Tapping Into Your Inner Child

A life dominated by screen-time and the need to be ‘liked’ has replaced meaningful relationship building, connection and most of all PLAY!  

Play is an essential part of learning and development for children, and continues to ‘play’ a significant role with regards to adult creativity, happiness, and well-being. This was clearly expressed by one of our childhood favourites, Mr. Rogers: “Play is often talked about as if it were a relief from serious learning. But for children, play is serious learning. Play really is the work of childhood.” 

Think back to your own childhood and how much freedom you actually had to create, explore, and engage in fantasy play (i.e. creating forts with sheets and blankets, using large cardboard boxes to build a house or a car, playing with kitchen utensils and pots and pans, and putting on puppet shows, acting out scenes, telling stories, and expressing emotions). We didn’t have toys with bells and whistles, we had to create the bells and whistles with our own voice or in other creative ways.

Play is the “language” that children speak to explore, test, and understand their environments. Play promotes virtually all of the skills important for a child’s later success in school, such as, compassion, self-regulation, self-confidence, and the motivation to learn. And it is well documented that these skills are actually more predictive of later school success than is either IQ or early knowledge of letters and numbers. We have to wonder if that is why some of the most successful adults we know are also the most playful and fun (Nelsen et al., 2018).

 

Creating a playful learning environment:

  • Include items that produce a variety of sounds, have different textures, provide visual stimulation and even smell different.

  • Snacks and meals can provide rich opportunities to have young children experience varieties in how foods taste and feel.

  • Fill sensory bins with water, rice, grains, beans, or pebbles and invite children to fill different sorts of containers and dump them out (if you’re worried about a mess then find a place outside).

  • Most importantly play together with your children. Talk with your child as you play, laugh together, model good communication and appropriate behaviour as you build vocabulary, dexterity, creativity, social skills, and imagination.

Being a playful parent will engage your child and may also get your own creative juices flowing. Here are some tips to get you started (Nelsen et al., 2018):

 

Be less directive:

Allow your children to go at their own pace, be free to experiment, get bored, be messy, and to use their imaginations. This goes against our current practice of keeping them busy all the time by cramming their schedules with self- improvement activities.

Let them be kids:

Childhood is precious and short, and shouldn’t be all about training your child for adulthood. Make an effort to get into your child’s world!

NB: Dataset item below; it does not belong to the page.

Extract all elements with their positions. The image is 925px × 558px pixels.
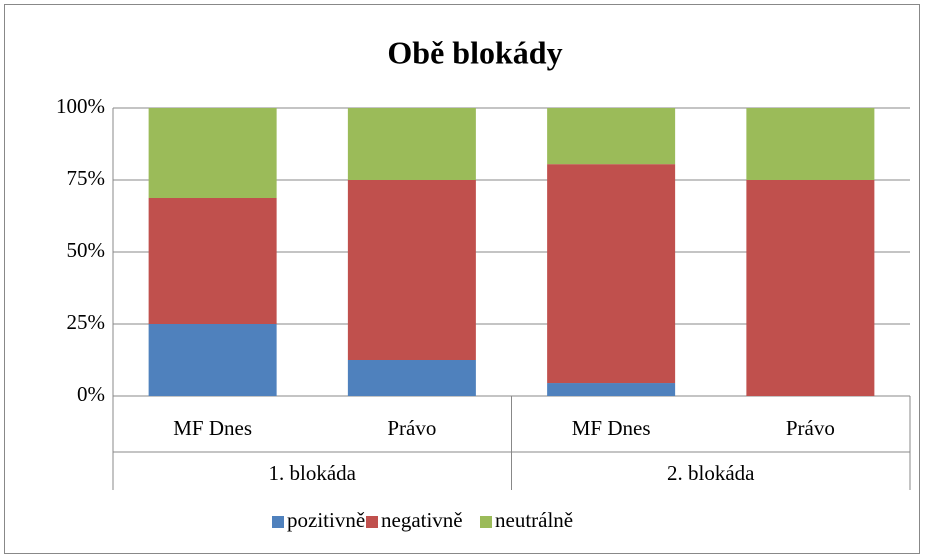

Get your kids (and yourself) out into nature:

Let your children muck around in the park (not just in the playground), go for a walk with no particular destination, encourage them to play with mud, sand, and water. Collect things in nature, stop and smell the flowers, look at insects, bugs, and animals. Maybe create an art project with the items found in nature. 

Don’t aim for perfection and have some fun: 

Let yourself and your children get messy, dirty, and wet. Remember how much fun it was to jump in puddles as a child? Look scruffy on the weekend; let them choose their own clothes and dress themselves (even if it doesn’t match or is put on inside out) and how about asking them to choose your outfit?

Be present: 

Don’t think of work, dinner, shopping or anything else when you are with your children. And most importantly, don’t use your cell phone. Be focused on what they are doing, feeling, and expressing and what you are doing, feeling and expressing. Think of the message we give our children when we put aside our cell phone and tune into what’s going on in their lives.

Without play we run the risk of raising children who feel stifled, coddled, and can’t trust themselves out in the world. So, as we raise the next generation of leaders we must ask ourselves, “do we want people who can discover, innovate, and create, or merely people who are likely to be passive consumers of information, followers rather than inventors (Kohn, 2015)?

 

Recommended readings for the early years:

Positive Discipline the First Three Years, Jane Nelsen, Cheryl Erwin, and Roslyn Ann Duffy

Positive Discipline for Preschoolers, Jane Nelsen, Cheryl Erwin, and Roslyn Ann Duffy

Jane Nelsen, Ed.D, Joy Marchese, MA, CPDLT, Kristina Bill, MA. Positive Discipline for Today’s Busy (and Overwhelmed) Parent (2018).

David Kohn. Let the Kids Learn Through Play. The New York Times (2015).